Ils se dévisagent par reflets interposés, ça dure de longues secondes. Puis Cloé retourne dans son bureau et tombe nez à nez avec le président.
— Il est l’heure, Cloé.
— Allons-y, dit-elle.
Il lui prend le bras, ce contact inhabituel la rassure. Ils marchent ensemble vers la grande salle de réunion où une partie des cadres attend déjà. Comme s’ils traversaient une cathédrale pour rejoindre l’autel.
Les tables et les chaises ont été poussées dans le fond. Ce sera donc une réunion debout, ou plutôt un discours.
Martins arrive à son tour, serre quelques mains. Son regard croise à nouveau celui de Cloé, dans un affrontement silencieux. Puis Pardieu se place près de la fenêtre et réclame le silence. En arc de cercle, les collaborateurs se rassemblent face à lui. La grand-messe peut commencer.
— Je vous ai tous réunis aujourd’hui pour vous annoncer quelque chose de particulier.
On entend les mouches voler. Et les battements de son cœur, Cloé en est sûre.
— J’ai décidé de prendre ma retraite dans une quinzaine de jours.
La nouvelle ne surprend personne. Depuis quelque temps déjà, les paris allaient bon train quant à la succession au trône.
— Rassurez-vous, mon discours d’adieu n’est pas pour aujourd’hui ! Je vous le réserve pour mon pot de départ. Quand vous aurez bu assez de champagne pour pouvoir le supporter !
Quelques-uns rigolent doucement, d’autres se contentent de sourire. Cloé et Martins restent de marbre.
— Si je vous ai réunis aujourd’hui, c’est pour vous dire qui va me succéder à la tête de l’Agence. Il m’a fallu longuement réfléchir, en concertation avec le CA. Et je peux vous dire que le choix n’a pas été facile. Non que je sois irremplaçable, bien sûr, mais… c’est toujours compliqué, ce genre de décision.
Allez, vas-y, Papy, dis-le ! prie Cloé en silence.
— À partir du 1 erjuin, l’Agence aura à sa tête une personne que vous connaissez tous puisqu’elle travaille chez nous depuis quelques années maintenant…
Une boule de feu explose dans le ventre de Cloé. Elle ne peut empêcher ses lèvres de sourire, ses yeux de se braquer furtivement vers Martins, aussi livide qu’un cadavre.
— Cette personne prendra donc ses fonctions dans une quinzaine de jours, poursuit Pardieu.

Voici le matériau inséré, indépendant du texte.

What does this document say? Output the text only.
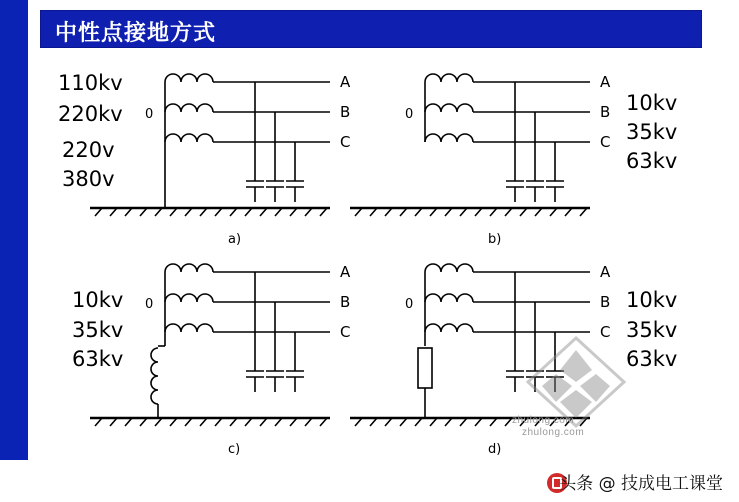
中性点接地方式
110kv
220kv
220v
380v
0
A
B
C
a)
0
A
B
C
10kv
35kv
63kv
b)
10kv
35kv
63kv
0
A
B
C
c)
0
A
B
C
10kv
35kv
63kv
d)
zhulong.com
zhulong.com
头条 @ 技成电工课堂
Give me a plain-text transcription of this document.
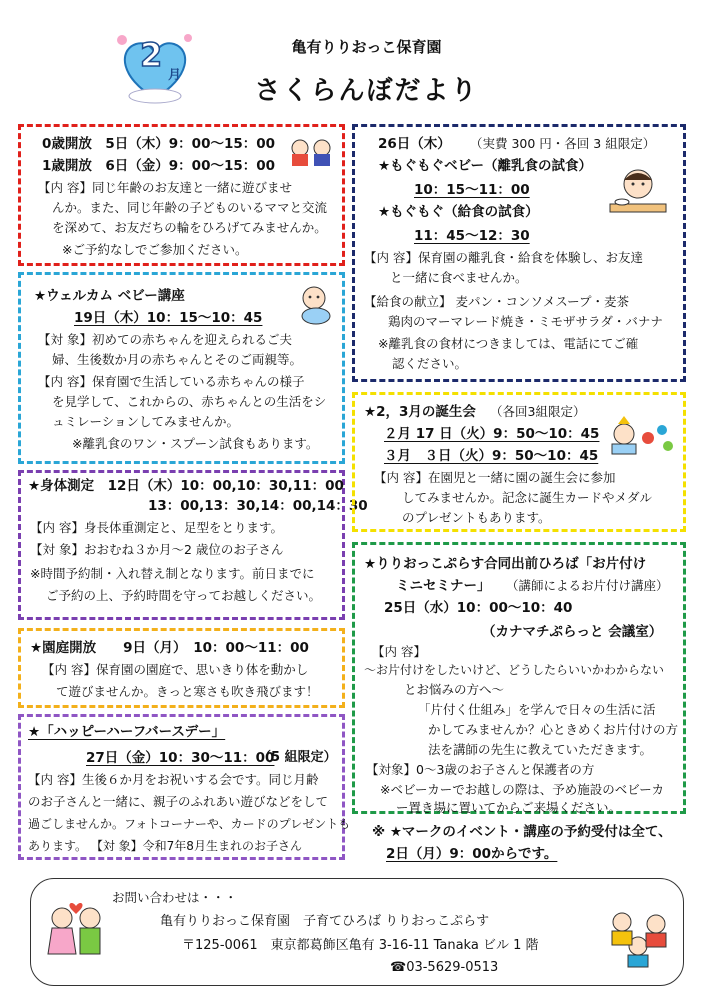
2
月
亀有りりおっこ保育園
さくらんぼだより
0歳開放　5日（木）9：00～15：00
1歳開放　6日（金）9：00～15：00
【内 容】同じ年齢のお友達と一緒に遊びませ
んか。また、同じ年齢の子どものいるママと交流
を深めて、お友だちの輪をひろげてみませんか。
※ご予約なしでご参加ください。
★ウェルカム ベビー講座
19日（木）10：15～10：45
【対 象】初めての赤ちゃんを迎えられるご夫
婦、生後数か月の赤ちゃんとそのご両親等。
【内 容】保育園で生活している赤ちゃんの様子
を見学して、これからの、赤ちゃんとの生活をシ
ュミレーションしてみませんか。
※離乳食のワン・スプーン試食もあります。
★身体測定　12日（木）10：00,10：30,11：00
13：00,13：30,14：00,14：30
【内 容】身長体重測定と、足型をとります。
【対 象】おおむね３か月～2 歳位のお子さん
※時間予約制・入れ替え制となります。前日までに
ご予約の上、予約時間を守ってお越しください。
★園庭開放　　9日（月）　10：00～11：00
【内 容】保育園の園庭で、思いきり体を動かし
て遊びませんか。きっと寒さも吹き飛びます！
★「ハッピーハーフバースデー」
27日（金）10：30～11：00
（5 組限定）
【内 容】生後６か月をお祝いする会です。同じ月齢
のお子さんと一緒に、親子のふれあい遊びなどをして
過ごしませんか。フォトコーナーや、カードのプレゼントも
あります。 【対 象】令和7年8月生まれのお子さん
26日（木） （実費 300 円・各回 3 組限定）
★もぐもぐベビー（離乳食の試食）
10：15～11：00
★もぐもぐ（給食の試食）
11：45～12：30
【内 容】保育園の離乳食・給食を体験し、お友達
と一緒に食べませんか。
【給食の献立】 麦パン・コンソメスープ・麦茶
鶏肉のマーマレード焼き・ミモザサラダ・バナナ
※離乳食の食材につきましては、電話にてご確
認ください。
★2，3月の誕生会 （各回3組限定）
２月 17 日（火）9：50～10：45
３月　３日（火）9：50～10：45
【内 容】在園児と一緒に園の誕生会に参加
してみませんか。記念に誕生カードやメダル
のプレゼントもあります。
★りりおっこぷらす合同出前ひろば「お片付け
ミニセミナー」 （講師によるお片付け講座）
25日（水）10：00～10：40
（カナマチぷらっと 会議室）
【内 容】
～お片付けをしたいけど、どうしたらいいかわからない
とお悩みの方へ～
「片付く仕組み」を学んで日々の生活に活
かしてみませんか？心ときめくお片付けの方
法を講師の先生に教えていただきます。
【対象】0～3歳のお子さんと保護者の方
※ベビーカーでお越しの際は、予め施設のベビーカ
ー置き場に置いてからご来場ください。
※ ★マークのイベント・講座の予約受付は全て、
2日（月）9：00からです。
お問い合わせは・・・
亀有りりおっこ保育園　子育てひろば りりおっこぷらす
〒125-0061　東京都葛飾区亀有 3-16-11 Tanaka ビル 1 階
☎03-5629-0513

Et j’espère que vous vous montrerez tous aussi fidèles et loyaux envers elle que vous l’avez été envers moi…
Il tourne la tête en direction de Cloé, la fixe droit dans les yeux.
— Mon successeur s’appelle Philip Martins.
Le choc est tel que Cloé a l’impression que le Vieux vient de lui donner un coup de poignard dans le dos.